Sunday, November 27, 2011

First Sunday in Advent

A pre-dawn trip to the airport on the First Sunday in Advent. It is the end of Thanksgiving weekend, the busiest of airport days, and the college student is returning to school for three more weeks before another plane trip home for the long Christmas break.

We leave the house hurried, purposeful, drive south on Austin through Oak Park, Chicago, Cicero, small-ish houses lining the patched street. The lights and glare of the Stickney sewage plant rise in the distance. We jog east to Cicero Ave. to get to Midway and the sewage gas smell seeps into the car. The departure lane is crowded at the airport, with mostly young people piling out of cars, heading back to their youthful worlds after a few days back in the nest, lazing on the parental sofa. A hug, "love you," and he's gone.

I change the radio station to WFMT as I drive back home via Cicero Avenue, the great north-south artery of the city of Chicago. It's the church musician's hour on the classical station, "With Heart and Voice," a program of organ and choral music appropriate for the church year. I'm listening to choirs sing Advent hymns, "Lo, He Comes with Clouds Descending," and other biblical Judgment Day imagery as I drive in the rain through the unnatural light of expressway interchanges and big box store parking lots, the darker pavements passing racetrack motels and old factory neighborhoods.

What kind of Advent imagery would one come up with for this setting? A large Christus Victor looming over Cicero Avenue seems kitschy or almost cultish. What is it we look for in a reign of Christ, in God's kingdom, in a second coming in our age of steel-reinforced concrete and dawn drowned out by street lights? What signs?

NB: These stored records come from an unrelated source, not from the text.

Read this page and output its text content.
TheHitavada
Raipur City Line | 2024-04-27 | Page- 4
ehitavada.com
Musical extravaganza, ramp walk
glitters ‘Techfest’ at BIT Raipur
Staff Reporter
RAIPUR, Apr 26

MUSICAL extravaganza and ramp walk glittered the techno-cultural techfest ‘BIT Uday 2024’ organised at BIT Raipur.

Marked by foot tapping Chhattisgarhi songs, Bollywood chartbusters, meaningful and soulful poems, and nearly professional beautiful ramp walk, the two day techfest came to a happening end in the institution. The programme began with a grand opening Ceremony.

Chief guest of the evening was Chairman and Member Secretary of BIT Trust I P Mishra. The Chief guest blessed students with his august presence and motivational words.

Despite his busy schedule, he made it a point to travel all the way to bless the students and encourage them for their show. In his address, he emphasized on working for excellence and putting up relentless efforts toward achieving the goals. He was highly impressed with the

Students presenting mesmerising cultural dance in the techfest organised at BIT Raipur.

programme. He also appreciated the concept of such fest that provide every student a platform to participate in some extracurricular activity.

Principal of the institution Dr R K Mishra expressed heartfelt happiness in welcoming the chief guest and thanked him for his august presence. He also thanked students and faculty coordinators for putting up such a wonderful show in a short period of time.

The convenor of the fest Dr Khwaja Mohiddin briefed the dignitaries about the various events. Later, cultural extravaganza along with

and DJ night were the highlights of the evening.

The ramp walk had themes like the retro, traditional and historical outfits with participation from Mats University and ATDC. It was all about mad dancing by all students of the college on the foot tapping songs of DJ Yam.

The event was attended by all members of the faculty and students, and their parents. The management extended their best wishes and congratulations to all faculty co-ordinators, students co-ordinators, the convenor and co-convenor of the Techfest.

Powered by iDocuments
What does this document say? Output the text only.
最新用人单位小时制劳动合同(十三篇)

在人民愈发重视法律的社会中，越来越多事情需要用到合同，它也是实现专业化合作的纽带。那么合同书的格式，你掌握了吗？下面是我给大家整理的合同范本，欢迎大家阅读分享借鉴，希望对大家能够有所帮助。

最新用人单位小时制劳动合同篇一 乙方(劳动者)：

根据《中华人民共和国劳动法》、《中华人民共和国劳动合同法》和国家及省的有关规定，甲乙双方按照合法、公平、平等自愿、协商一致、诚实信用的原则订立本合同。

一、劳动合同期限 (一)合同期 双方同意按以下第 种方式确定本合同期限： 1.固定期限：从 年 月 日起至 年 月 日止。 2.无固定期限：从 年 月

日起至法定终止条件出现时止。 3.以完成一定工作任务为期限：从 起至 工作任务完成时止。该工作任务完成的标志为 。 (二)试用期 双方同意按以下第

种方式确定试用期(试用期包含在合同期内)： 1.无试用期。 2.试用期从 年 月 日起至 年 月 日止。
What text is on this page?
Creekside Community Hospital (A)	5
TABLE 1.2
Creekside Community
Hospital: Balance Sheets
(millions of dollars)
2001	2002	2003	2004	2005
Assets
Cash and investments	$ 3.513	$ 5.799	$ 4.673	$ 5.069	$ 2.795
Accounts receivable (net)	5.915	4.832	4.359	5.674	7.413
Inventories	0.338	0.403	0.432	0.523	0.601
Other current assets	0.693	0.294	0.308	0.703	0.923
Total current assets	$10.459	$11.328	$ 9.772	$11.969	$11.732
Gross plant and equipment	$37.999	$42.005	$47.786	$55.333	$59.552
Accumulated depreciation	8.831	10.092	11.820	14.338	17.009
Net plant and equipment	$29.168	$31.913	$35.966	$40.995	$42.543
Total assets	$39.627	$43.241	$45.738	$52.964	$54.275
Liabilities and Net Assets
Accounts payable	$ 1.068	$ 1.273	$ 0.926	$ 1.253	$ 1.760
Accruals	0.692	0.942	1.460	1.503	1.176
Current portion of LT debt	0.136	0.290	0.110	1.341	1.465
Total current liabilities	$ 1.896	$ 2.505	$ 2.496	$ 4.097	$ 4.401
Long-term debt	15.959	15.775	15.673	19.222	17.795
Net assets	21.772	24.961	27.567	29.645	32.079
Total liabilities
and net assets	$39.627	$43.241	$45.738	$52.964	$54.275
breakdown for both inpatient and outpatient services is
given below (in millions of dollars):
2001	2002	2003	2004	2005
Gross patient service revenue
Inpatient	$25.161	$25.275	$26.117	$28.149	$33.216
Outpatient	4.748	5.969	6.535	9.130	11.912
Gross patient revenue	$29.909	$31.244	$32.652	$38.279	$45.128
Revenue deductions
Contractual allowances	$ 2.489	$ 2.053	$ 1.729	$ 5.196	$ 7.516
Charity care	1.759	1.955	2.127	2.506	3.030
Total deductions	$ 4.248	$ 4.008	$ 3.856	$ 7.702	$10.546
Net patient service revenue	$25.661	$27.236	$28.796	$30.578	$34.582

Back home I sit down in the big chair near the living room bay window. The pink dawn is creeping into the sky over the houses across the street. I'm curious--will the electric candles I put in the windows last night actually shut off when daylight comes? The boxes claimed the sensors would turn them off, but at $2.99 apiece (and half off after Christmas), I'm not expecting much. It is shaping up to be a grey day, and the feeble lightbulbs on these candles may stay on all day. Does a prudent virgin unplug them, not waste the electricity, or do I let them burn from now until Christmas?

I decide that they will stay on, and in that instant, silently, the bulbs turn off.


Paul Erickson said...

I, too, wonder with what the second coming will be like.

It sounded pretty scary in the lessons yesterday, but Pastor Faulstich's sermon reminded me that we can't figure it out. All we can do is wait and (through faith?) be prepared.

The drive to Midway can lead to lots of thoughts like that.

Kathy said...

I agree, Paul...and we always have to say, "Thanks be to God" after readings like that. should change to "Thanks be to God (gulp)".

Beautiful & lyrical writing, Gwen. Enjoyed very much.